编辑：由于我有更紧迫的事情要做，我无法抵制进一步优化它的诱惑。我想出了这个（可怕的丑陋代码），仅创建O（n）个作业：

 public Matrix multiply(Matrix multiplier) throws InterruptedException {
     Matrix result = new Matrix(dimension);
     List<Future<?>> futures = new ArrayList<Future<?>>();
     for(int currRow = 0; currRow < multiplier.dimension; currRow++) {
         Runnable worker = new MatrixThread2(this, multiplier, currRow, result);
         futures.add(workerPool.submit(worker)); 
     }
     for (Future<?> f : futures) {
         try {
             f.get();
         } catch (ExecutionException e){
             throw new RuntimeException(e); // shouldn't happen, but might do
         }
     }
     return result;
 }


private static class MatrixThread2 implements Runnable
{
   private Matrix self, mul, result;
   private int row, col;      

   private MatrixThread2(Matrix a, Matrix b, int row, Matrix result)
   {         
      this.self = a;
      this.mul = b;
      this.row = row;
      this.result = result;
   }

   @Override
   public void run()
   {
      for(int col = 0; col < mul.dimension; col++) {
         int cellResult = 0;
         for (int i = 0; i < self.getMatrixDimension(); i++)
            cellResult += self.template[row][i] * mul.template[i][col];
         result.template[row][col] = cellResult;
      }
   }
}

虽然还有改进的空间，但多线程版本基本上可以计算出您愿意等待的任何内容，并且它会比单线程版本更快地完成。

- gustafc

非常感谢您的帮助！代码有点混乱，但我认为我能够弄清楚它。由于某种原因，当我运行代码时，未线程化版本仍然更快，但差异比以前合理得多。谢谢！ - Alex Wood

将工作分成几个部分总会有一些开销。对于小的 n 值，多线程版本可能总是比较慢，但是 n 越大，多线程版本就越好。这个解决方案仍然有很多开销，因为它创建了 n 个任务（因此具有 O(n) 的同步开销）。如果您可以将乘法拆分为最多一些固定数量的任务（例如，可用处理器 * 2 或其他值），则程序在处理大的 n 值时会更快。 - gustafc

此外，对于小的 n 值，您可以直接执行非线程乘法，因为这很可能总是更快的。 - gustafc

1

首先，您应该使用与核心数量相同的newFixedThreadPool，对于四核处理器，您应该使用4个。

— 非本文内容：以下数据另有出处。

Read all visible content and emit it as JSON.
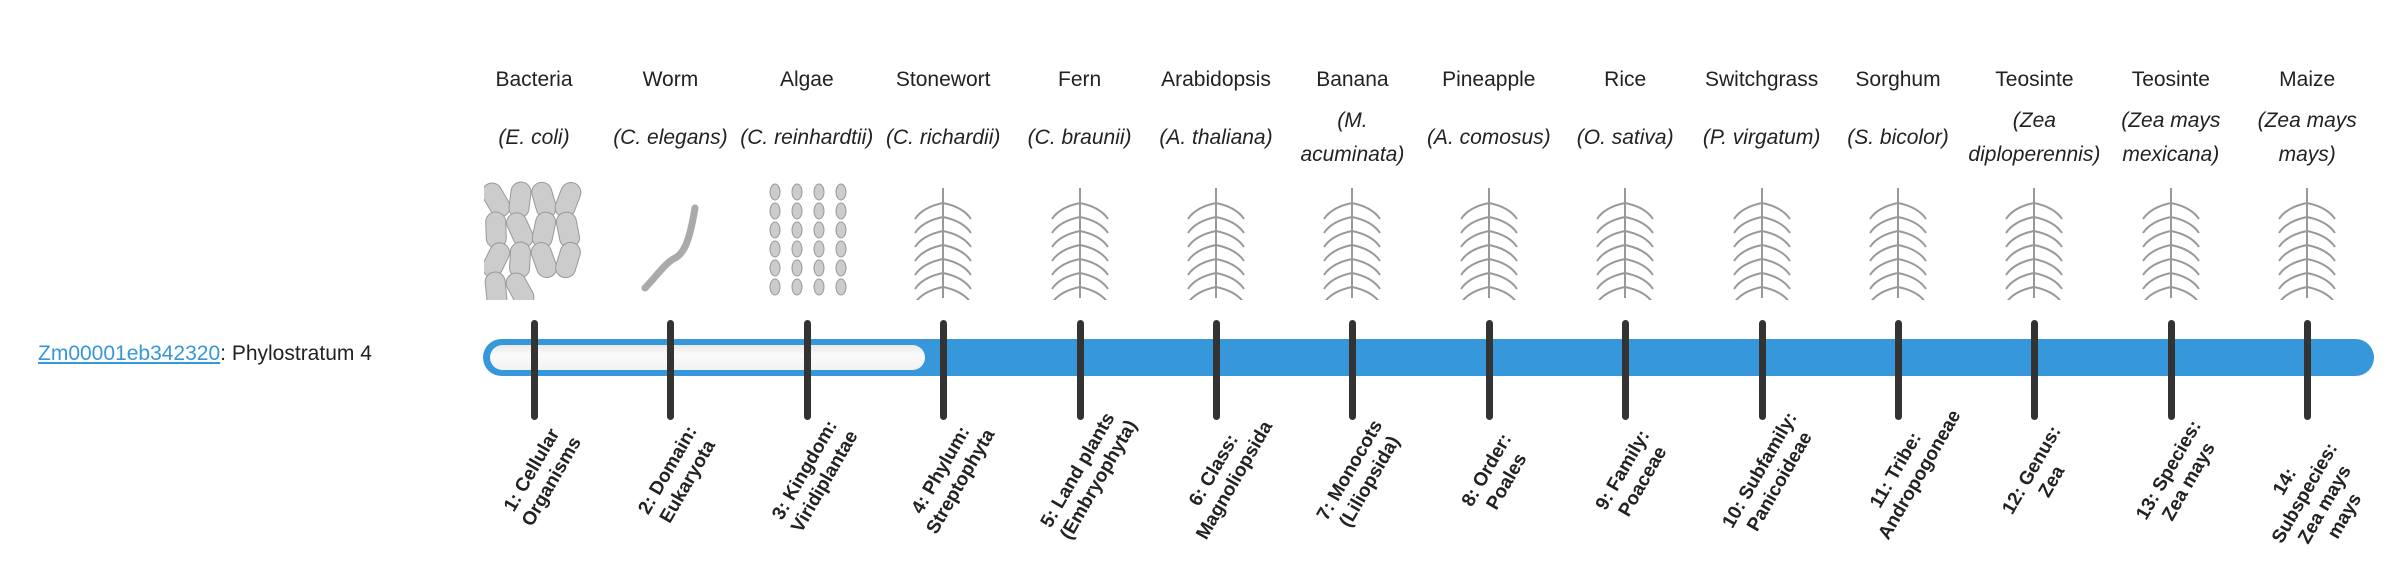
{
  "gene": {
    "id": "Zm00001eb342320",
    "separator": ": ",
    "phylostratum_label": "Phylostratum 4"
  },
  "progress": {
    "current_stratum": 4,
    "total_strata": 14
  },
  "colors": {
    "accent": "#3797db",
    "tick": "#333333"
  },
  "organisms": [
    {
      "common": "Bacteria",
      "scientific": "(E. coli)",
      "icon": "bacteria-image"
    },
    {
      "common": "Worm",
      "scientific": "(C. elegans)",
      "icon": "worm-image"
    },
    {
      "common": "Algae",
      "scientific": "(C. reinhardtii)",
      "icon": "algae-image"
    },
    {
      "common": "Stonewort",
      "scientific": "(C. richardii)",
      "icon": "stonewort-image"
    },
    {
      "common": "Fern",
      "scientific": "(C. braunii)",
      "icon": "fern-image"
    },
    {
      "common": "Arabidopsis",
      "scientific": "(A. thaliana)",
      "icon": "arabidopsis-image"
    },
    {
      "common": "Banana",
      "scientific": "(M. acuminata)",
      "icon": "banana-image"
    },
    {
      "common": "Pineapple",
      "scientific": "(A. comosus)",
      "icon": "pineapple-image"
    },
    {
      "common": "Rice",
      "scientific": "(O. sativa)",
      "icon": "rice-image"
    },
    {
      "common": "Switchgrass",
      "scientific": "(P. virgatum)",
      "icon": "switchgrass-image"
    },
    {
      "common": "Sorghum",
      "scientific": "(S. bicolor)",
      "icon": "sorghum-image"
    },
    {
      "common": "Teosinte",
      "scientific": "(Zea diploperennis)",
      "icon": "teosinte-image"
    },
    {
      "common": "Teosinte",
      "scientific": "(Zea mays mexicana)",
      "icon": "teosinte-image"
    },
    {
      "common": "Maize",
      "scientific": "(Zea mays mays)",
      "icon": "maize-image"
    }
  ],
  "strata": [
    "1: Cellular Organisms",
    "2: Domain: Eukaryota",
    "3: Kingdom: Viridiplantae",
    "4: Phylum: Streptophyta",
    "5: Land plants (Embryophyta)",
    "6: Class: Magnoliopsida",
    "7: Monocots (Liliopsida)",
    "8: Order: Poales",
    "9: Family: Poaceae",
    "10: Subfamily: Panicoideae",
    "11: Tribe: Andropogoneae",
    "12: Genus: Zea",
    "13: Species: Zea mays",
    "14: Subspecies: Zea mays mays"
  ]
}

其次，不要为每个矩阵创建一个新的线程池。

如果将executorservice设置为静态成员变量，则在矩阵大小为512时，线程版本的执行速度几乎始终更快。

此外，将MatrixThread更改为实现Runnable而不是扩展Thread也可以加快执行速度，在我的机器上，512的线程版本速度是非线程版本的2倍。

- StefanC

网页内容由stack overflow 提供, 点击上面的

可以查看英文原文，
原文链接

- Tim Frey · Accepted Answer

即使使用ExecutorService创建线程，也会涉及大量的开销。我猜测你的多线程方法之所以很慢，是因为你花费了99%的时间来创建新线程，只有1%或更少的时间用于实际计算。

通常，为了解决这个问题，你需要将一堆操作分批处理，并在单个线程上运行。我不确定如何在这种情况下做到这一点，但我建议将矩阵分成较小的块（例如10个较小的矩阵），并在线程上运行它们，而不是在每个单元格中运行单独的线程。